John Shone, an expert in classical piping, first learned to play while a member of the Boys’ Brigade seven decades ago and has practised daily ever since.
But the 77-year-old’s love of Scotland’s national instrument was sorely tested after he inhaled fungal spores which had colonised his bagpipes.
The College of Piping has now warned pipers to be aware of the dangers of not cleaning their bagpipes properly, particularly those that have modern synthetic bags, which do not demand the traditional maintenance treatments that help keep old-style bags, made from hide, clean.
Shone, a former committee member of the Piobaireachd Society, was preparing to play at a special event in September when he fell ill during a fishing trip to Scotland. He was forced to return to his Wiltshire home.
His GP prescribed antibiotics but they did not work and he was admitted to hospital. Two days later, he was sent home, but a week later his health deteriorated rapidly and he was quickly readmitted to hospital.
As he lay in a critical condition, doctors were mystified by the cause of his illness and struggled in vain for more than a week to cure him using a variety of antibiotics.
“I was extremely tired and slowly fading away and my consultant told me it was life-threatening,” said Shone, who added that he had been told the spores he had inhaled had a 50 per cent chance of killing him.
“I became very much weaker and it was obvious to my consultant and my son that they were dealing with a life-or-death situation,” he added.
It was only after a consultant questioned him about his hobbies that a possible cause was found.
Shone’s son was then asked to bring his father’s bagpipes into the hospital for tests. Pathologists there discovered a heavy growth of fungal cultures lurking inside, enabling doctors to prescribe an effective treatment.
Shone said he had just recovered from a previous illness, which he believes may have weakened his immune system before the spores entered his lungs. But he is anxious to ensure other pipers avoid a similar ordeal – highlighted in the Piping Times, bible of the bagpiping world.
Despite his month-long hospital stay, during which he lost a stone in weight, Shone, a former managing director of a food company, has taken up the pipes again, although he makes sure he cleans them regularly.
“I am now back playing but it is taking some time to develop the stamina of old,” he said.
Traditional bagpipes are made of hide and need regular “seasoning” to seal pores in the skin. The substance used for this acts as a natural cleanser. Bags made from man-made materials are supposed to have reduced the need for such frequent upkeep.

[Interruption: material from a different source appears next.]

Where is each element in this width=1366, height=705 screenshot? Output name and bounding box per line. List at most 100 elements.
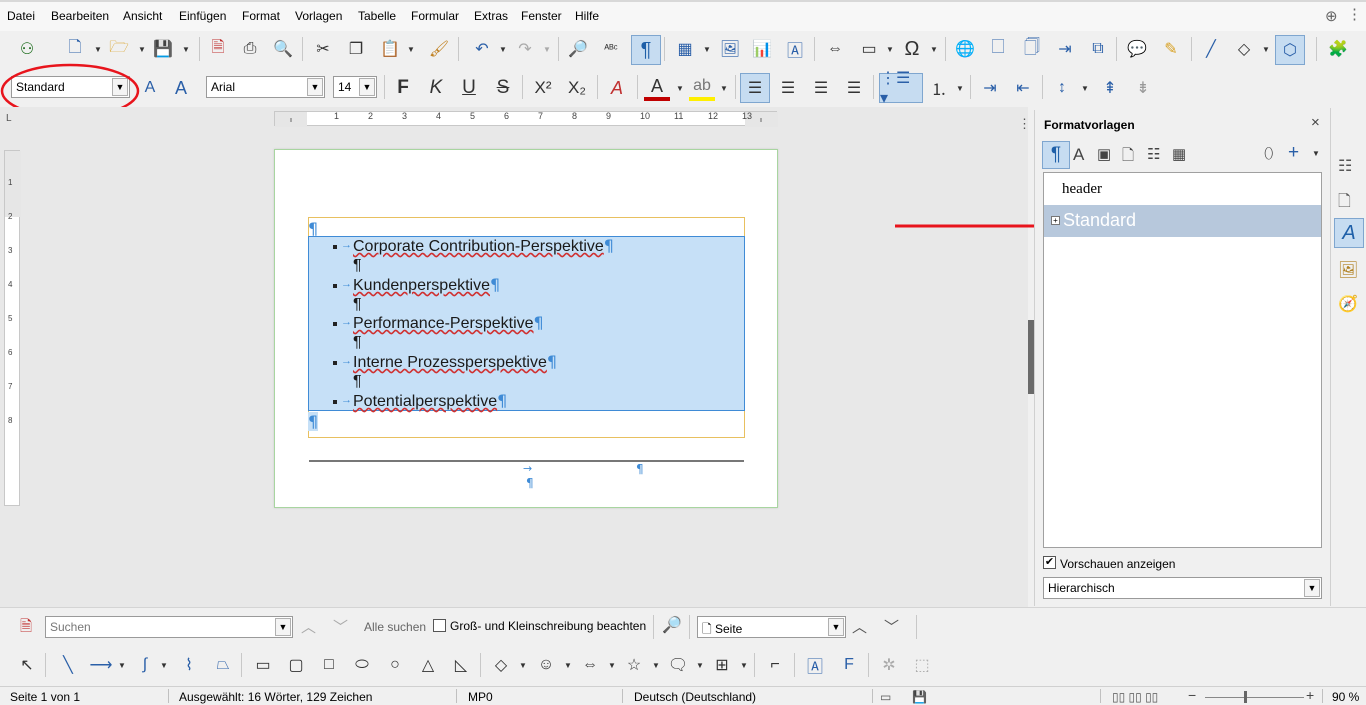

Shone said, as he was preparing for an important performance, that he had not wanted to tamper with his pipes as they were “going well” and so he had neglected to clean them for 18 months.
Robert Wallace, principal of the Glasgow-based College of Piping, said he had never heard of bagpipes causing such a serious illness before, but cautioned: “It’s very important that all pipers make sure they sterilise their pipe bag regularly. With the advent of synthetic bags, this maintenance is even more essential.”
According to the National Piping Centre, there are at least 7,000 bagpipe players in Scotland alone, with thousands more around the world. Different types of bagpipes are found in many cultures, and some form of the instrument is believed to have been played in the Middle East as long ago as 1,000 BC.
The use of synthetic bags has become popular with pipers because they are supposed to require less maintenance than traditional bags made of animal skin, which often need to be replaced on an annual basis. Synthetic bags usually come with a zipper on the side to allow access for cleaning.